Я родился в послесталинской Москве. Архитектурная среда, окружающая мое раннее детство — это сталинский ампир здания московского Университета, «Дома преподавателей» и «Красных домов». Городская среда моего отрочества — это хрущобы, пятиэтажные здания-прямоугольники, лишенные признаков архитектуры. Со времени студенчества и до отъезда из страны я жил в новом районе, в улучшенной девятиэтажной хрущобе. Прямоугольники выросли, увеличились коридоры и кухни, улучшилась отсутствующая в пятиэтажках звукоизоляция. Суть однако осталась прежней — голый функционализм, геометрическое и цветовое однообразие, бесконечное упрямое клонирование. Дома говорили языком советчины, твердившей — так, так, только так. И никак иначе.
Советчина клонировала не только дома и людей — но и ложки, кастрюли, сковородки, столы, стулья, уличные фонари, ручки, тетради, батареи парового отопления, женские прически, очки, штаны, платья.
Все, что окружало человека, все что производилось, внушалось и вкушалось, весь убогий советский жизненный инвентарь порождал одно желание — дематериализоваться и смыться, укрыться в недоступную для них реальность, «воспарить».

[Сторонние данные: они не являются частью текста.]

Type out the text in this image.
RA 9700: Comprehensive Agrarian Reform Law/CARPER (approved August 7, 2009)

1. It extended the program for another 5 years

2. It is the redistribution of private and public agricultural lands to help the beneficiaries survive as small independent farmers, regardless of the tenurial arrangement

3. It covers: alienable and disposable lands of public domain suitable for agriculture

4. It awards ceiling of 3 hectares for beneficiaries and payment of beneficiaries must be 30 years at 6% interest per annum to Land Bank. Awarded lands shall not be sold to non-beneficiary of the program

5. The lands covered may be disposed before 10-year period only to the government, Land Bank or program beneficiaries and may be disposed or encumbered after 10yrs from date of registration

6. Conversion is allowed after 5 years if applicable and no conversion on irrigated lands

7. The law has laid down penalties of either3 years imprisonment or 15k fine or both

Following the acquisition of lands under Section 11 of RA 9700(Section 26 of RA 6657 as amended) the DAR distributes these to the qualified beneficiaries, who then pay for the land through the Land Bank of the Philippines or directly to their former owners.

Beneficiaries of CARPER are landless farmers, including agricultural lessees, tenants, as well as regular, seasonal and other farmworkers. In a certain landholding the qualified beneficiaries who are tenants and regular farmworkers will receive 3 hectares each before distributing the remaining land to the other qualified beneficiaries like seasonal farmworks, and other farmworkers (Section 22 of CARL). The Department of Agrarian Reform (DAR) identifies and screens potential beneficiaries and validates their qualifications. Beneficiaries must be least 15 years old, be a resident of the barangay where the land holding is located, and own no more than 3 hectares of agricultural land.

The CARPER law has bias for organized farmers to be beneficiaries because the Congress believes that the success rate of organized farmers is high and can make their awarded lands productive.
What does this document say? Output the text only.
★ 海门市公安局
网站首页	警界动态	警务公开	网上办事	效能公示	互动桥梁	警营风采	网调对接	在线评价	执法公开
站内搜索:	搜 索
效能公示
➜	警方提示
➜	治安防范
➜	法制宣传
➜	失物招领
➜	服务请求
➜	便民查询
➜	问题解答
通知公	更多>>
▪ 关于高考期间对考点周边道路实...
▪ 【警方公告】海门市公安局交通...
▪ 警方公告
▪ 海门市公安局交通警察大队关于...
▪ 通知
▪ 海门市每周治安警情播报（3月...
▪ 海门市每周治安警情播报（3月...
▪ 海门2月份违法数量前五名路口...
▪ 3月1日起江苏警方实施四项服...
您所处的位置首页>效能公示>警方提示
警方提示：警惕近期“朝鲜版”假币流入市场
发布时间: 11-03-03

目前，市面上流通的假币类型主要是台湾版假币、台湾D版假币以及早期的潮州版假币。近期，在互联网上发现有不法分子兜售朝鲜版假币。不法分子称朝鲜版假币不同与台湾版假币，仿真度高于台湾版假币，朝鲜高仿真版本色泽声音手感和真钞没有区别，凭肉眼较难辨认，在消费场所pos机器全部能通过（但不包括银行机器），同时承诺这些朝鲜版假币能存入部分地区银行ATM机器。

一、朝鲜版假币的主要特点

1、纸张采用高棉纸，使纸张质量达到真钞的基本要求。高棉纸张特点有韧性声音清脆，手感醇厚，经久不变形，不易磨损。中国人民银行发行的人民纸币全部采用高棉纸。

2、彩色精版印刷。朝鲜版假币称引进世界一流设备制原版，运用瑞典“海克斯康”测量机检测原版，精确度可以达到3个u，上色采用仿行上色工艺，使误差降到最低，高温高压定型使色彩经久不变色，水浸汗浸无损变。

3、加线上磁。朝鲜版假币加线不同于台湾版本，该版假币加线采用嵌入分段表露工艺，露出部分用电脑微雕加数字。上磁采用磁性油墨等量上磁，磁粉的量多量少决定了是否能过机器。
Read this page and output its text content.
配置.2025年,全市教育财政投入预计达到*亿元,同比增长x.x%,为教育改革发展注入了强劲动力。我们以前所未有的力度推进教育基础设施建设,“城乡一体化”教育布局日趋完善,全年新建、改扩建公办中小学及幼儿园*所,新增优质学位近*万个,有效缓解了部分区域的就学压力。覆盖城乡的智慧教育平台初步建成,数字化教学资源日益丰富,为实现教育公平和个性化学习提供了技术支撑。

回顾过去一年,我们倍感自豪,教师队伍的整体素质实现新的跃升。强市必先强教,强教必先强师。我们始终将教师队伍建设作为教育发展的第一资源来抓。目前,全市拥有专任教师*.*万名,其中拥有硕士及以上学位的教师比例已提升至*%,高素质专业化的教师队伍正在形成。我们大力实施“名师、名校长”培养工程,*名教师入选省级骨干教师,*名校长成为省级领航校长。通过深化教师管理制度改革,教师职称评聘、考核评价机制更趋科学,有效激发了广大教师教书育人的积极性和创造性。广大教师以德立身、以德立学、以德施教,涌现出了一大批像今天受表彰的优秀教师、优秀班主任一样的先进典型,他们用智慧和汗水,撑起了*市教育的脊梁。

Чтобы самому не стать ложкой или, как нас учили профессора, — «колесиком и винтиком». Социальная жизнь «советской интеллигенции» определялась в той или иной степени этим главным вектором сознания. Всех нас все время отливали по форме, куда-то заталкивали, откуда-то выталкивали. А мы удирали от «них», зарывались в землю, воспаряли и падали. Пьяницы — на пахнущие блевотиной «поля Диониса» или в водочный белый ад, интеллектуалы — в миры Пруста и Кафки, разочарованные в беспомощности культуры интеллектуалы — в духовный Тибет, в небесный Иерусалим. Непрактичные евреи — через узкую щель и после многих лет борьбы — в Иерусалим реальный, населенный злыми арабами, практичные — в Нью-Йорк и Бостон в программистские фирмы. А кое-кто воспарял на картину, прятался в роман или садился безнадежно в тюрьму.
Я до самого отъезда об эмиграции не помышлял. Жил после окончания университета в советском государстве и хотел радоваться жизни, заниматься творчеством, создавать что-то, имеющее больший смысл, чем бесполезный труд в научно-исследовательском институте. Все официальные пути были для меня закрыты — советское искусство было хронически больным и вызывало у нормального человека отвращение и ярость. Искусствоведение было насквозь пропитано демагогией и, как и другие гуманитарные науки, контрпродуктивно.
Я должен был выработать соответствующую стратегию, чтобы иметь возможность жить не прикасаясь к советскому радиоактивному навозу, найти или построить в идеалистических мирах свою «нишу», научиться заползать в нее, существовать в ней, получать и тратить жизненную энергию. И я, как и многие другие, научился это делать. Мое искусство было воплощением идеи — дематериализации или глобального «антидизайна». В силу такой болезненно идеалистической направленности оно никогда не имело иного смысла, чем развитие сознания. Оно было как бы бестелесным, бесформенным и могло существовать реально только на душевных просторах или в «царстве небесном». Почти все созданное мной в добровольном затворничестве, в кооперативном микрооазисе, редко выходило на свет божий, не получало критики, производилось без обратной связи, без кислорода.
Слепой крот, сидящий глубоко в советской норе, грезил о вечности.
На Арбате
Девять месяцев я работал сторожем в типографии недалеко от Старого Арбата. Несмотря на «перестройку», типография печатала исключительно творения Ленина на различных экзотических языках. Всю эту никому не нужную, но ядовитую продукцию, издавали миллионными тиражами и отправляли в страны, где многие граждане ходили без штанов. Неужели коммуняки действительно верили, что в Новой Гвинее, в Танзании или на Фиджи кто-то будет все это читать? «Как нам реорганизовать Рабкрин?» на суахили — это круто.
Все за малым исключением рабочие типографии (исключением были татары) пили по-черному. Вечерняя смена уходила за полночь домой смертельно пьяная. Только в мое время двое рабочих погибли из-за пьянства. Один крепко выпивший парень вместо того, чтобы идти в метро, прилег отдохнуть на покрытом снегом газоне соседнего бульвара. Ночью милиция нашла его окоченелый труп. Позже я видел его жену — она приходила забрать вещи мужа. Она не была опечалена тем, что муж оставил ее и двух детей. Скорее наоборот — была рада. В ее жизни появился хоть какой-то просвет. Другой пьяный рабочий упал и поранился в страшном черном подвале, где в свинцовой пыли валялись тысячи связок типографских матриц. Его слабые крики не были услышаны из-за шума от типографских машин. На его несчастье никто не зашел в подвал.
Случались и драки между выпившими — с смертоубийством, но не в мое время.